Besides knowing the type of training you want to use, you should always research training techniques to make sure you are training your dog correctly and effectively.
Lastly, you won’t have the option to train certain breeds like Akitas, Pit Bulls, Dogo Argentinos on your own, as they require training from an accredited dog trainer.
Training your pup on your own is cheaper, but is it always the best option?
While training your dog on your own will be approximately 62 per cent cheaper than hiring a trainer, there are cases where the extra cost of professional training will be worth it.
For instance, it could be worth turning your pup over to a professional trainer if you have already tried training your dog and there are still issues with obedience and behaviour.

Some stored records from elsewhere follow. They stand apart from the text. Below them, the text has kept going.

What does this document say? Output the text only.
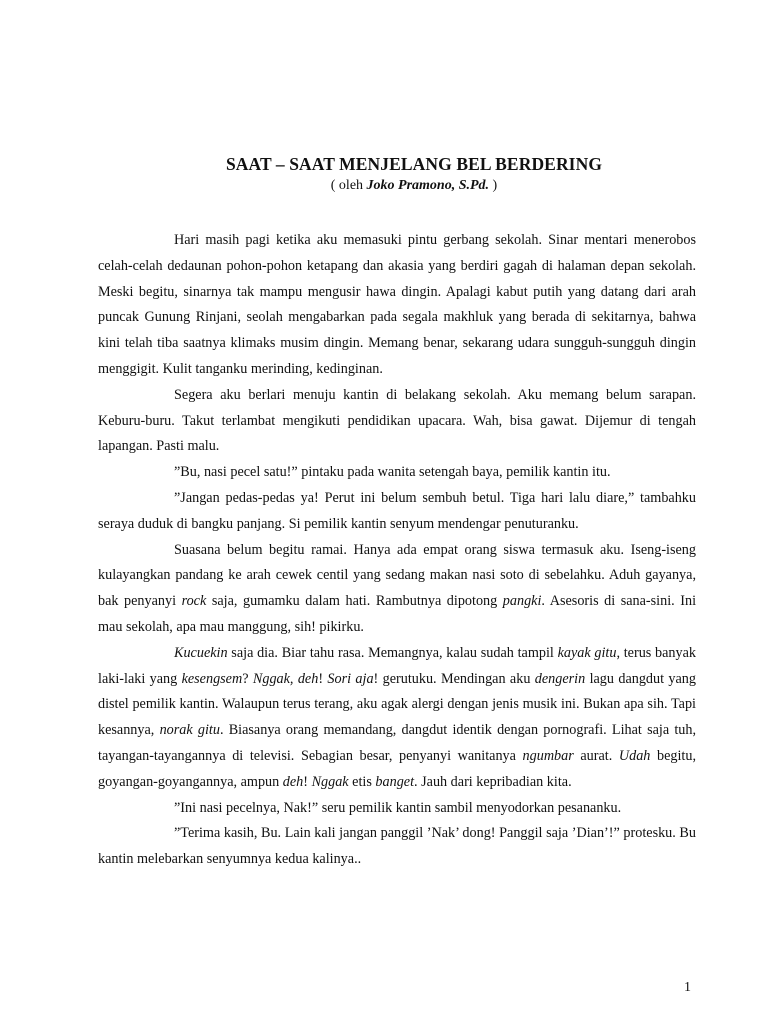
SAAT – SAAT MENJELANG BEL BERDERING
( oleh Joko Pramono, S.Pd. )

Hari masih pagi ketika aku memasuki pintu gerbang sekolah. Sinar mentari menerobos celah-celah dedaunan pohon-pohon ketapang dan akasia yang berdiri gagah di halaman depan sekolah. Meski begitu, sinarnya tak mampu mengusir hawa dingin. Apalagi kabut putih yang datang dari arah puncak Gunung Rinjani, seolah mengabarkan pada segala makhluk yang berada di sekitarnya, bahwa kini telah tiba saatnya klimaks musim dingin. Memang benar, sekarang udara sungguh-sungguh dingin menggigit. Kulit tanganku merinding, kedinginan.

Segera aku berlari menuju kantin di belakang sekolah. Aku memang belum sarapan. Keburu-buru. Takut terlambat mengikuti pendidikan upacara. Wah, bisa gawat. Dijemur di tengah lapangan. Pasti malu.

”Bu, nasi pecel satu!” pintaku pada wanita setengah baya, pemilik kantin itu.

”Jangan pedas-pedas ya! Perut ini belum sembuh betul. Tiga hari lalu diare,” tambahku seraya duduk di bangku panjang. Si pemilik kantin senyum mendengar penuturanku.

Suasana belum begitu ramai. Hanya ada empat orang siswa termasuk aku. Iseng-iseng kulayangkan pandang ke arah cewek centil yang sedang makan nasi soto di sebelahku. Aduh gayanya, bak penyanyi rock saja, gumamku dalam hati. Rambutnya dipotong pangki. Asesoris di sana-sini. Ini mau sekolah, apa mau manggung, sih! pikirku.

Kucuekin saja dia. Biar tahu rasa. Memangnya, kalau sudah tampil kayak gitu, terus banyak laki-laki yang kesengsem? Nggak, deh! Sori aja! gerutuku. Mendingan aku dengerin lagu dangdut yang distel pemilik kantin. Walaupun terus terang, aku agak alergi dengan jenis musik ini. Bukan apa sih. Tapi kesannya, norak gitu. Biasanya orang memandang, dangdut identik dengan pornografi. Lihat saja tuh, tayangan-tayangannya di televisi. Sebagian besar, penyanyi wanitanya ngumbar aurat. Udah begitu, goyangan-goyangannya, ampun deh! Nggak etis banget. Jauh dari kepribadian kita.

”Ini nasi pecelnya, Nak!” seru pemilik kantin sambil menyodorkan pesananku.

”Terima kasih, Bu. Lain kali jangan panggil ’Nak’ dong! Panggil saja ’Dian’!” protesku. Bu kantin melebarkan senyumnya kedua kalinya..

1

Another reason where a professional trainer could be worth the cost is if you are trying to prepare your dog for dog shows or talent competitions.
On the other hand, you may be better off if you have a rescue dog that is fearful of strangers or has certain behavioural traits that require a unique approach to training, as trainers may not be able to adjust their training method.
You also won’t need a dog trainer if you adopted an older, well-trained dog or if your dog appears to be easy to train.
How to save on dog training
The answer to whether dog training classes are worth the money depends on your pup’s unique situation. If you find that you will benefit more from a trainer but are concerned about the costs, there are a few ways you can save.
First, you can consider group classes. As we saw earlier, they’re much cheaper than individual classes.
Second, you can also do a hybrid of training the pup yourself and paying for an individual class ($100-$200 per class) to help you with specific problem areas.
Lastly, you can see if your rewards credit card will provide cashback when you buy training classes.
If these purchases don’t qualify for rewards or points, then you can use your rewards card for purchasing dog training tools like leashes, crates and treats.